Conditional Probability :
Conditional probability is the probability of an event occurring given that another event has already occurred. For example, let’s say we have a bag with 10 red balls and 5 blue balls. The probability of picking a red ball from the bag without looking is 10/15 or 2/3. However, if we know that the first ball we picked from the bag was blue, the probability of picking a red ball on the second pick changes. This is because there are now only 4 balls left in the bag, and only 4 of them are red. So the probability of picking a red ball on the second pick, given that the first ball was blue, is 4/9.

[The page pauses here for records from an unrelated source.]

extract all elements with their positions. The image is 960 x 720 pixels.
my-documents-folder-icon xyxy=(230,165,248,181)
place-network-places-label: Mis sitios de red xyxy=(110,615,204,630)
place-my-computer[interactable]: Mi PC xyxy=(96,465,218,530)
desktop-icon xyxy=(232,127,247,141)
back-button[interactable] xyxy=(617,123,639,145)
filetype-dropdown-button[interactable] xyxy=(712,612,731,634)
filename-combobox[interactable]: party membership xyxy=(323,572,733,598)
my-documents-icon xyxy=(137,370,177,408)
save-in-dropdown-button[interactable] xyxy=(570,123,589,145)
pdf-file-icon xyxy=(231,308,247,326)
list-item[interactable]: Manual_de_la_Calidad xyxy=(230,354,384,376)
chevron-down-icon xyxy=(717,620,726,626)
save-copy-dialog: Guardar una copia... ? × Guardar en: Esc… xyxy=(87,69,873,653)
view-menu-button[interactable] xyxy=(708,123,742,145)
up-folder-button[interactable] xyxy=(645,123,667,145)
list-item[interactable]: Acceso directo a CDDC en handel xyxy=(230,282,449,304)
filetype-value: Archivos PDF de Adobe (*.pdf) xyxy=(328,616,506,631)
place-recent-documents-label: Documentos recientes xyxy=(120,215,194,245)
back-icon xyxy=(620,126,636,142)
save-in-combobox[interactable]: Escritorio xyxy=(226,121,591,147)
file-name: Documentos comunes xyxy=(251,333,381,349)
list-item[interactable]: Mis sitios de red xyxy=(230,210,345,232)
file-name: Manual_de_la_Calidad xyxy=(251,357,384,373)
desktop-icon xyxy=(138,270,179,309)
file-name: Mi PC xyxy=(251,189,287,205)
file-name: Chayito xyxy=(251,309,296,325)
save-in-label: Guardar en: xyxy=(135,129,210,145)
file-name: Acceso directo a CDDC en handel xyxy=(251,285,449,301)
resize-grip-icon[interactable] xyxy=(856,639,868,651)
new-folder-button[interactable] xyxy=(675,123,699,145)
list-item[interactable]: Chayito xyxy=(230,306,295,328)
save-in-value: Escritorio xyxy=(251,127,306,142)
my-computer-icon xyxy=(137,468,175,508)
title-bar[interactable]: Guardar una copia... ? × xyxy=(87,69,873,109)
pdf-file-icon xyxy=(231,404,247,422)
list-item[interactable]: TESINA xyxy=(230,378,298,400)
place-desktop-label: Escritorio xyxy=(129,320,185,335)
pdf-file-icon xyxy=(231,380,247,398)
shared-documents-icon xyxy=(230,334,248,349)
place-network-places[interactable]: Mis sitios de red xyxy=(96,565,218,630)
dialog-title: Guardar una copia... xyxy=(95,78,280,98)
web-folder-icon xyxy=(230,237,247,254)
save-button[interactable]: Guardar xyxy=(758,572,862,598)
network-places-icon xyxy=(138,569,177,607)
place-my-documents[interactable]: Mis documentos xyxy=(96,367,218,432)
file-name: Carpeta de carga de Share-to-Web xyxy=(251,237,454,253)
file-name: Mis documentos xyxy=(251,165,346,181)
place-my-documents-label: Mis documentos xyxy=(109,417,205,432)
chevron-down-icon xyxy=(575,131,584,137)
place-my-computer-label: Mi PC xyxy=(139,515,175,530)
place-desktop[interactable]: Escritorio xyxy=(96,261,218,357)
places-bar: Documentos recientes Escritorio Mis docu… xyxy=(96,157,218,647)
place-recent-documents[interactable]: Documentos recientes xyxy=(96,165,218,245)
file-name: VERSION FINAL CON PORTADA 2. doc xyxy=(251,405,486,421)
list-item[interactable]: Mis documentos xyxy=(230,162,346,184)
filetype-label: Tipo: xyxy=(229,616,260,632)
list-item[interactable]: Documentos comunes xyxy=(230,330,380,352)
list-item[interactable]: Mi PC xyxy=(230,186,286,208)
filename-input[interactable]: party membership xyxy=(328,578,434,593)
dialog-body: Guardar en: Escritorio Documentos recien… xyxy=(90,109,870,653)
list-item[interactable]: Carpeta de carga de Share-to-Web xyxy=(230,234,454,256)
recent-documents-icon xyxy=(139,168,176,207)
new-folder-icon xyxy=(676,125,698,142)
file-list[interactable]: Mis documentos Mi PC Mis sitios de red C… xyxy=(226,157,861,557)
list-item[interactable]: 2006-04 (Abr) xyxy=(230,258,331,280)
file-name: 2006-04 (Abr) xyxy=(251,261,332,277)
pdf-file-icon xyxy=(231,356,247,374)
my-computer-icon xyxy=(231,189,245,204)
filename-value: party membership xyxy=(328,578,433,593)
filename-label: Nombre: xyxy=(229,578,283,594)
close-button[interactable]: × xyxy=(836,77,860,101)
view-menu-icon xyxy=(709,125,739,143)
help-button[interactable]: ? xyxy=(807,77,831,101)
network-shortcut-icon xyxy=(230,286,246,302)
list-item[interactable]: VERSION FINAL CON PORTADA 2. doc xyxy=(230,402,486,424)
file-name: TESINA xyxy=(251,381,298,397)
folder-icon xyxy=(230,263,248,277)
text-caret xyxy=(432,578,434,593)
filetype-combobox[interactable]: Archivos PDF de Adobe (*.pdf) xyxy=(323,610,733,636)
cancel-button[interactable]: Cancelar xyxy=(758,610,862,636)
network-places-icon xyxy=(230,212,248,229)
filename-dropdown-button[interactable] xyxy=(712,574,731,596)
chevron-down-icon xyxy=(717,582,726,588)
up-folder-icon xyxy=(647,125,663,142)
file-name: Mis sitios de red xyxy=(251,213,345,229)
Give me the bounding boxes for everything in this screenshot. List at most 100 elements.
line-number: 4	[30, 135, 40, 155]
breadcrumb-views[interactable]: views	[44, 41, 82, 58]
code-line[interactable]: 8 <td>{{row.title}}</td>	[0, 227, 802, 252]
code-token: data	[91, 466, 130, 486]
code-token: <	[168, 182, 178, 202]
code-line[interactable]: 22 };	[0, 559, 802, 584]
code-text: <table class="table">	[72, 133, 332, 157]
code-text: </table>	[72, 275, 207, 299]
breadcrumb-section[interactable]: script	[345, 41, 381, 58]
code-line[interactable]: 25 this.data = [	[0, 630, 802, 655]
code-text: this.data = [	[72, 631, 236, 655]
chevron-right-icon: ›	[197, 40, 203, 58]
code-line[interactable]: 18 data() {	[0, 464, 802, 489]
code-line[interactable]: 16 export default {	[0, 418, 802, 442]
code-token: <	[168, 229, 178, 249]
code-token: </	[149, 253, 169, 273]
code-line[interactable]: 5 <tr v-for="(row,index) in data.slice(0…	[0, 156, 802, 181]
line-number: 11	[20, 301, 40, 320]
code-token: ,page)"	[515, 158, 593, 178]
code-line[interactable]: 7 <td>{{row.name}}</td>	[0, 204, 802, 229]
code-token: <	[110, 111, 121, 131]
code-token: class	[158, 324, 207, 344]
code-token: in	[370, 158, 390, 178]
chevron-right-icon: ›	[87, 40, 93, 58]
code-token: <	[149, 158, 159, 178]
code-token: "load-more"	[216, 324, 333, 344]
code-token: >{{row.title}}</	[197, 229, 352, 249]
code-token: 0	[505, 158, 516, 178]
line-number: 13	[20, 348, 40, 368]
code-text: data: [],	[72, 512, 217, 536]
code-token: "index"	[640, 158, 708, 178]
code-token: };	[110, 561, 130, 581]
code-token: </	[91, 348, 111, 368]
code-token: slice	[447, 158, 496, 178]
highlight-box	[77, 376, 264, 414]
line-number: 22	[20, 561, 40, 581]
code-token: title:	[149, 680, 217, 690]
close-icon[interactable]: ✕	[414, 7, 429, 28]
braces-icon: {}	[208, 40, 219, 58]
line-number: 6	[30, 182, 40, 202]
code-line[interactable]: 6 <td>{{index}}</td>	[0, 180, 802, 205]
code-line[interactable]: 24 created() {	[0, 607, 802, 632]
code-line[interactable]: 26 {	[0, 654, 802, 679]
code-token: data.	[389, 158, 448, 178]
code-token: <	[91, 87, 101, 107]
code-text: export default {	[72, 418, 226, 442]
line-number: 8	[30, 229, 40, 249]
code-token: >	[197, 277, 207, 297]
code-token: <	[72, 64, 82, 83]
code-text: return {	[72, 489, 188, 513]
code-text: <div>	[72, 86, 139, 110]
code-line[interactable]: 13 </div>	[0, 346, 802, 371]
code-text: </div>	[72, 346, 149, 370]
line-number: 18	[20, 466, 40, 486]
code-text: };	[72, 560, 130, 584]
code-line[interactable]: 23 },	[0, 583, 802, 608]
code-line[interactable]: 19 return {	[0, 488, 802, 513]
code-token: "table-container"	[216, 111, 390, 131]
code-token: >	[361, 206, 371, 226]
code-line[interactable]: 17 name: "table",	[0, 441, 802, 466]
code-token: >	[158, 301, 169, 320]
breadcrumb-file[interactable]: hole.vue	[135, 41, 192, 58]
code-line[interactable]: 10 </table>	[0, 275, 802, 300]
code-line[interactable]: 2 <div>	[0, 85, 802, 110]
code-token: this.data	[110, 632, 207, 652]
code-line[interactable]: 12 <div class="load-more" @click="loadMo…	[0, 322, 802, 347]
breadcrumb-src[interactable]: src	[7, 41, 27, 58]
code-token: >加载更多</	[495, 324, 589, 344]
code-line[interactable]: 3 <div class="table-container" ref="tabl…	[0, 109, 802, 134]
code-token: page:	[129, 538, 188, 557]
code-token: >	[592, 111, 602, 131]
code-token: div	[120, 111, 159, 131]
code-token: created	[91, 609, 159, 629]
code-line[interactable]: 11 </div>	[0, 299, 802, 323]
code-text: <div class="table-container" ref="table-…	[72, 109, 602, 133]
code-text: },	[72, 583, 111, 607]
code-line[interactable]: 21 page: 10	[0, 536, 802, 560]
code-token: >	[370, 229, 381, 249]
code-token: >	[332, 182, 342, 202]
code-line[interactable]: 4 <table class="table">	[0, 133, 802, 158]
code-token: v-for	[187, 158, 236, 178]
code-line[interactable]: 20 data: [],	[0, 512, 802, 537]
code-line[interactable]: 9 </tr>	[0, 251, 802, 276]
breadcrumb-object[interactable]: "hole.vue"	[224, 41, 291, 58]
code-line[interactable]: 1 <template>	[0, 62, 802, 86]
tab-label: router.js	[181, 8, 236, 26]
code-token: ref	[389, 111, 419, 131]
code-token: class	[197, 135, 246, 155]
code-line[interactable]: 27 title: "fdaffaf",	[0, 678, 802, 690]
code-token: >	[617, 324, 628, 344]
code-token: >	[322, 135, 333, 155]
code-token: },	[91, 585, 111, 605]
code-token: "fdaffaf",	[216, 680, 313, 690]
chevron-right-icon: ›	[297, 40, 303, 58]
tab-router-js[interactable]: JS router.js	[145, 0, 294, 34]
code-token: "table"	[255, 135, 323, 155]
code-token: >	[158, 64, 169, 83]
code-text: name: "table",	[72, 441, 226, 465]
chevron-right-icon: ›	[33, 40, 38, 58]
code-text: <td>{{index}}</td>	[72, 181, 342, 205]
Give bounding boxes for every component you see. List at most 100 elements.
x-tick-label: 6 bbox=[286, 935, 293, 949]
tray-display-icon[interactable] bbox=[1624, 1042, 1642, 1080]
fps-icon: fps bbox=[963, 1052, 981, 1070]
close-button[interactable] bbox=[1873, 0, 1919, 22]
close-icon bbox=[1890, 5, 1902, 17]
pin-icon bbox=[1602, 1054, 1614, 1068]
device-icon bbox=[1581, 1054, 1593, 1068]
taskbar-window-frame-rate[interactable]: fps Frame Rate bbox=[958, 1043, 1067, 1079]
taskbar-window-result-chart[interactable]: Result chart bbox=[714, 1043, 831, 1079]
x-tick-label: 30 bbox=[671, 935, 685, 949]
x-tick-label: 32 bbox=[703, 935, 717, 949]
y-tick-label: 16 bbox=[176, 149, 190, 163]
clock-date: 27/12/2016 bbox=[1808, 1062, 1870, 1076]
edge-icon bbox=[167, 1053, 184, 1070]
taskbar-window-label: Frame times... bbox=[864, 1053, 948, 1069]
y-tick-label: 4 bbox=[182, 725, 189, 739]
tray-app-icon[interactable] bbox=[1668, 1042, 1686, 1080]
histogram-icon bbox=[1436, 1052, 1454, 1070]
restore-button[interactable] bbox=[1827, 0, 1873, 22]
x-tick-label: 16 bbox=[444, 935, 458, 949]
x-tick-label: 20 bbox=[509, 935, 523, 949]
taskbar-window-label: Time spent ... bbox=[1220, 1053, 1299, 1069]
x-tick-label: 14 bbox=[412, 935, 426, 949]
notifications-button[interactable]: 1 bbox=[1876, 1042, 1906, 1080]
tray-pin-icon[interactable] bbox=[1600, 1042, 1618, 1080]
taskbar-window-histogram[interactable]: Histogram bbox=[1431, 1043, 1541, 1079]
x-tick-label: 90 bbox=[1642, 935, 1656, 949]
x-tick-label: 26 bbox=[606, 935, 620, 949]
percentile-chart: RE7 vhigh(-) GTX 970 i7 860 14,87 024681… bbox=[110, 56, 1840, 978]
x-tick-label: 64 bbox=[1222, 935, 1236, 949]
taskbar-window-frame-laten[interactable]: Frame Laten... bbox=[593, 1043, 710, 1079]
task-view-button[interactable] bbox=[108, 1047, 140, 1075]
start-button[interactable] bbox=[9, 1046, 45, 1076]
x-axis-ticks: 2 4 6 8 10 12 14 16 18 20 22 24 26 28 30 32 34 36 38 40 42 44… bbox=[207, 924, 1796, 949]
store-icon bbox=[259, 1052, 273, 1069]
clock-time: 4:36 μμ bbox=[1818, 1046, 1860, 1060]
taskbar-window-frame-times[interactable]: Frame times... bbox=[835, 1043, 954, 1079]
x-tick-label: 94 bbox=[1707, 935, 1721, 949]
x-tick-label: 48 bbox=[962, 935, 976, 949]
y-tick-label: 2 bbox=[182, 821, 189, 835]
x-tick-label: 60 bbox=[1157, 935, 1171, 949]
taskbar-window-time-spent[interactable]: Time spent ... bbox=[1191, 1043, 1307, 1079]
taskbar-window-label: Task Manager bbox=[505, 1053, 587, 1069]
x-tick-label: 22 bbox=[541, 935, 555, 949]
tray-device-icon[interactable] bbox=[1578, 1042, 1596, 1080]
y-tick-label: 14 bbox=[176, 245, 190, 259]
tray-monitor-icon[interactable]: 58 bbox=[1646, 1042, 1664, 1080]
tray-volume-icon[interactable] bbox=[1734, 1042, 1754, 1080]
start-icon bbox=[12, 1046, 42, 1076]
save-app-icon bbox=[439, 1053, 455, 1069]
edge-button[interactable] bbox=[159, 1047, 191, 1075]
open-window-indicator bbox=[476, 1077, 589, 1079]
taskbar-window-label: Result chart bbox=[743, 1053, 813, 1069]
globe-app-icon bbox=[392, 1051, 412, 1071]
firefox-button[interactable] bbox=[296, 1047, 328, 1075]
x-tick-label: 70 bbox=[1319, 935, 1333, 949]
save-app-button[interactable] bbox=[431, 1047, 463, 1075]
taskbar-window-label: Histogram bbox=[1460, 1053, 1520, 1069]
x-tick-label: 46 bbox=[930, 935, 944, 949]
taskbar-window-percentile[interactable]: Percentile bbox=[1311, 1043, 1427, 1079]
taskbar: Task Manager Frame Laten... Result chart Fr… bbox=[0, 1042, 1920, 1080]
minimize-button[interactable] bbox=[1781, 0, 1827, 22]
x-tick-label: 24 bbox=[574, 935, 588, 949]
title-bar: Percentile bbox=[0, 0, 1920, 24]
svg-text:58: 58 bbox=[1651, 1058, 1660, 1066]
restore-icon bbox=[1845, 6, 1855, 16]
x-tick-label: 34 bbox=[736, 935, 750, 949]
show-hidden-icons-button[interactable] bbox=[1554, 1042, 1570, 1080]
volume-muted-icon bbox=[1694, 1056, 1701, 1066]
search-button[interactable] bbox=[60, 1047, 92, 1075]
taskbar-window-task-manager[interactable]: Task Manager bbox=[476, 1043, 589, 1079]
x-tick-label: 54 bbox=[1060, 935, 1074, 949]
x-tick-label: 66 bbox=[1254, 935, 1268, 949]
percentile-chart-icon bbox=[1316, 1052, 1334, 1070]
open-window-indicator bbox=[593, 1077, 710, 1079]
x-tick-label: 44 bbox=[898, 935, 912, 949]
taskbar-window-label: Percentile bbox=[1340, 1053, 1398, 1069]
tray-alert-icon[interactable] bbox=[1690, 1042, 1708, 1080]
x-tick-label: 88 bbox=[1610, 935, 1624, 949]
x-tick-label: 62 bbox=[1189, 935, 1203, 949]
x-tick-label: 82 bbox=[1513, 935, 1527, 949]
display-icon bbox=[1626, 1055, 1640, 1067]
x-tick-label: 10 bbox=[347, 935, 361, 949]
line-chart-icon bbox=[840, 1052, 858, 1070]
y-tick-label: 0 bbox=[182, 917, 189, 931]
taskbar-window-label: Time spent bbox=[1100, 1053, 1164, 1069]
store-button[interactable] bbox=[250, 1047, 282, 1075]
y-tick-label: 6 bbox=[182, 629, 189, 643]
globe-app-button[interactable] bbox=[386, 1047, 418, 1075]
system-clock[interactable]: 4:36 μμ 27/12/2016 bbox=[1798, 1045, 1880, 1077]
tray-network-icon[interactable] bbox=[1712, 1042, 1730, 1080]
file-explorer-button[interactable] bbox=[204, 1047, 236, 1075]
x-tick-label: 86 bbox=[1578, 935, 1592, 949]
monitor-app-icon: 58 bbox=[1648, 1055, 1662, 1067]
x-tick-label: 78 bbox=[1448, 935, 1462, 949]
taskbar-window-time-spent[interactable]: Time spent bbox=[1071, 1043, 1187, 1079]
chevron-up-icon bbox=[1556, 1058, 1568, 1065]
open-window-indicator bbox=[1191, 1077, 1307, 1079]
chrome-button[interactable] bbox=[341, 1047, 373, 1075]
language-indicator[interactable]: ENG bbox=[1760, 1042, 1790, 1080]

Another example of conditional probability is in the field of medical testing. Let’s say a certain disease is relatively rare, occurring in only 1% of the population. A test for the disease is 99% accurate, meaning that 99% of the time it correctly identifies whether a person has the disease or not. However, the probability of a positive test result can be different depending on the person’s overall likelihood of having the disease. For example, if a person has no symptoms and no family history of the disease, the probability of them having the disease is very low, so the probability of a positive test result, given that they do not have the disease, is also very low. However, if a person has symptoms and a family history of the disease, the probability of them having the disease is much higher, so the probability of a positive test result, given that they do have the disease, is also much higher.
In summary, conditional probability is the probability of an event occurring given that another event has already occurred. It is important to consider the context and all available information when calculating the probability of an event.